Régime d’application de la loi

La Loi sur la prestation canadienne pour les travailleurs en cas de confinement établirait de nouvelles infractions. Commettrait une infraction quiconque utilise sciemment de faux renseignements identificateurs ou les renseignements identificateurs d’une autre personne en vue d’obtenir une prestation. Commettrait aussi une infraction quiconque conseille à une autre personne de présenter une demande de prestation avec l’intention de la lui voler ou d’en voler une partie importante. Commettrait également une infraction quiconque fait sciemment au moins trois déclarations fausses ou trompeuses si le montant total des prestations qui ont été ou auraient été versées par suite des demandes est d’au moins 5 000 $. Toutefois, une personne ne commettrait pas une infraction si elle croit à tort que les renseignements identificateurs ne sont pas faux ou croit erronément qu’une déclaration est vraie. Enfin, aucune poursuite ne serait intentée à l’égard d’une infraction pour laquelle une sanction a déjà été infligée relativement à l’acte en cause.

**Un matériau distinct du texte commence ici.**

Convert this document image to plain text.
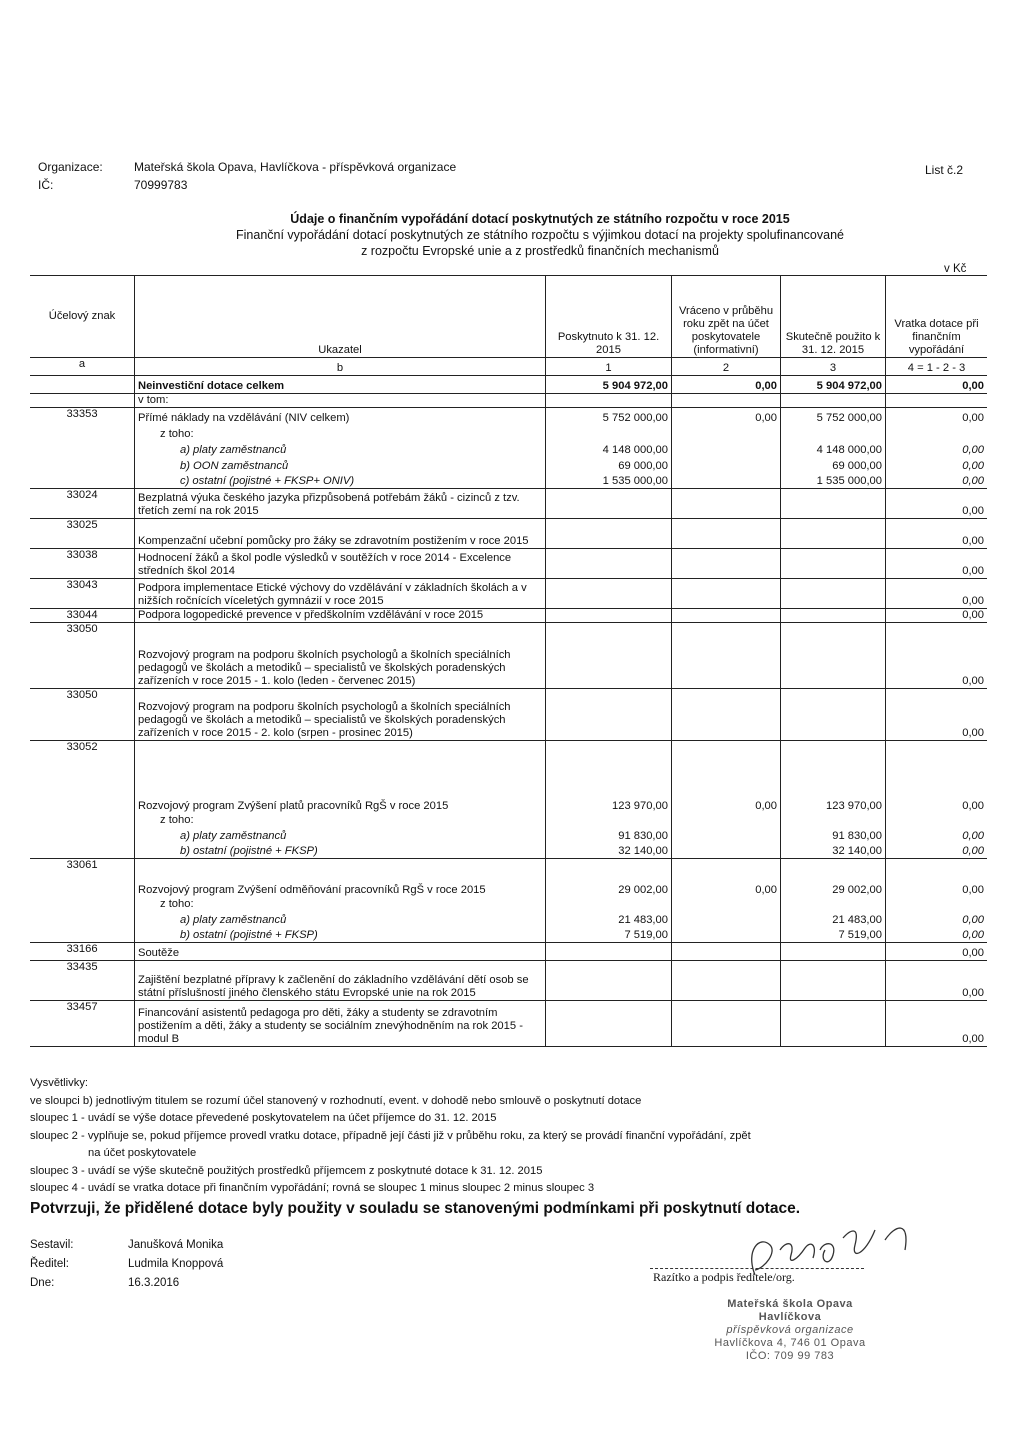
Organizace:	Mateřská škola Opava, Havlíčkova - příspěvková organizace
IČ:	70999783
List č.2
Údaje o finančním vypořádání dotací poskytnutých ze státního rozpočtu v roce 2015
Finanční vypořádání dotací poskytnutých ze státního rozpočtu s výjimkou dotací na projekty spolufinancované
z rozpočtu Evropské unie a z prostředků finančních mechanismů
v Kč
Účelový znak	Ukazatel	Poskytnuto k 31. 12. 2015	Vráceno v průběhu roku zpět na účet poskytovatele (informativní)	Skutečně použito k 31. 12. 2015	Vratka dotace při finančním vypořádání
a	b	1	2	3	4 = 1 - 2 - 3
	Neinvestiční dotace celkem	5 904 972,00	0,00	5 904 972,00	0,00
	v tom:				
33353	Přímé náklady na vzdělávání (NIV celkem)	5 752 000,00	0,00	5 752 000,00	0,00
	z toho:				
	a) platy zaměstnanců	4 148 000,00		4 148 000,00	0,00
	b) OON zaměstnanců	69 000,00		69 000,00	0,00
	c) ostatní (pojistné + FKSP+ ONIV)	1 535 000,00		1 535 000,00	0,00
33024	Bezplatná výuka českého jazyka přizpůsobená potřebám žáků - cizinců z tzv. třetích zemí na rok 2015				0,00
33025	Kompenzační učební pomůcky pro žáky se zdravotním postižením v roce 2015				0,00
33038	Hodnocení žáků a škol podle výsledků v soutěžích v roce 2014 - Excelence středních škol 2014				0,00
33043	Podpora implementace Etické výchovy do vzdělávání v základních školách a v nižších ročnících víceletých gymnázií v roce 2015				0,00
33044	Podpora logopedické prevence v předškolním vzdělávání v roce 2015				0,00
33050	Rozvojový program na podporu školních psychologů a školních speciálních pedagogů ve školách a metodiků – specialistů ve školských poradenských zařízeních v roce 2015 - 1. kolo (leden - červenec 2015)				0,00
33050	Rozvojový program na podporu školních psychologů a školních speciálních pedagogů ve školách a metodiků – specialistů ve školských poradenských zařízeních v roce 2015 - 2. kolo (srpen - prosinec 2015)				0,00
33052	Rozvojový program Zvýšení platů pracovníků RgŠ v roce 2015	123 970,00	0,00	123 970,00	0,00
	z toho:				
	a) platy zaměstnanců	91 830,00		91 830,00	0,00
	b) ostatní (pojistné + FKSP)	32 140,00		32 140,00	0,00
33061	Rozvojový program Zvýšení odměňování pracovníků RgŠ v roce 2015	29 002,00	0,00	29 002,00	0,00
	z toho:				
	a) platy zaměstnanců	21 483,00		21 483,00	0,00
	b) ostatní (pojistné + FKSP)	7 519,00		7 519,00	0,00
33166	Soutěže				0,00
33435	Zajištění bezplatné přípravy k začlenění do základního vzdělávání dětí osob se státní příslušností jiného členského státu Evropské unie na rok 2015				0,00
33457	Financování asistentů pedagoga pro děti, žáky a studenty se zdravotním postižením a děti, žáky a studenty se sociálním znevýhodněním na rok 2015 - modul B				0,00

Vysvětlivky:
ve sloupci b) jednotlivým titulem se rozumí účel stanovený v rozhodnutí, event. v dohodě nebo smlouvě o poskytnutí dotace
sloupec 1 - uvádí se výše dotace převedené poskytovatelem na účet příjemce do 31. 12. 2015
sloupec 2 - vyplňuje se, pokud příjemce provedl vratku dotace, případně její části již v průběhu roku, za který se provádí finanční vypořádání, zpět
na účet poskytovatele
sloupec 3 - uvádí se výše skutečně použitých prostředků příjemcem z poskytnuté dotace k 31. 12. 2015
sloupec 4 - uvádí se vratka dotace při finančním vypořádání; rovná se sloupec 1 minus sloupec 2 minus sloupec 3
Potvrzuji, že přidělené dotace byly použity v souladu se stanovenými podmínkami při poskytnutí dotace.
Sestavil:	Janušková Monika
Ředitel:	Ludmila Knoppová
Dne:	16.3.2016	Razítko a podpis ředitele/org.
Mateřská škola Opava
Havlíčkova
příspěvková organizace
Havlíčkova 4, 746 01 Opava
IČO: 709 99 783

L’article 7 de la Charte garantit à chacun le droit à la vie, à la liberté et à la sécurité de sa personne, et prévoit qu’il ne peut être porté atteinte à ce droit qu’en conformité avec les principes de justice fondamentale. En créant de nouvelles infractions susceptibles de mener à l’emprisonnement, les modifications pourraient entraîner une atteinte à la liberté de la personne. Le ministre de la Justice a examiné les mesures en cause et n’a relevé aucune incompatibilité éventuelle entre les dispositions relatives aux infractions et les principes de justice fondamentale que fait intervenir l’article 7.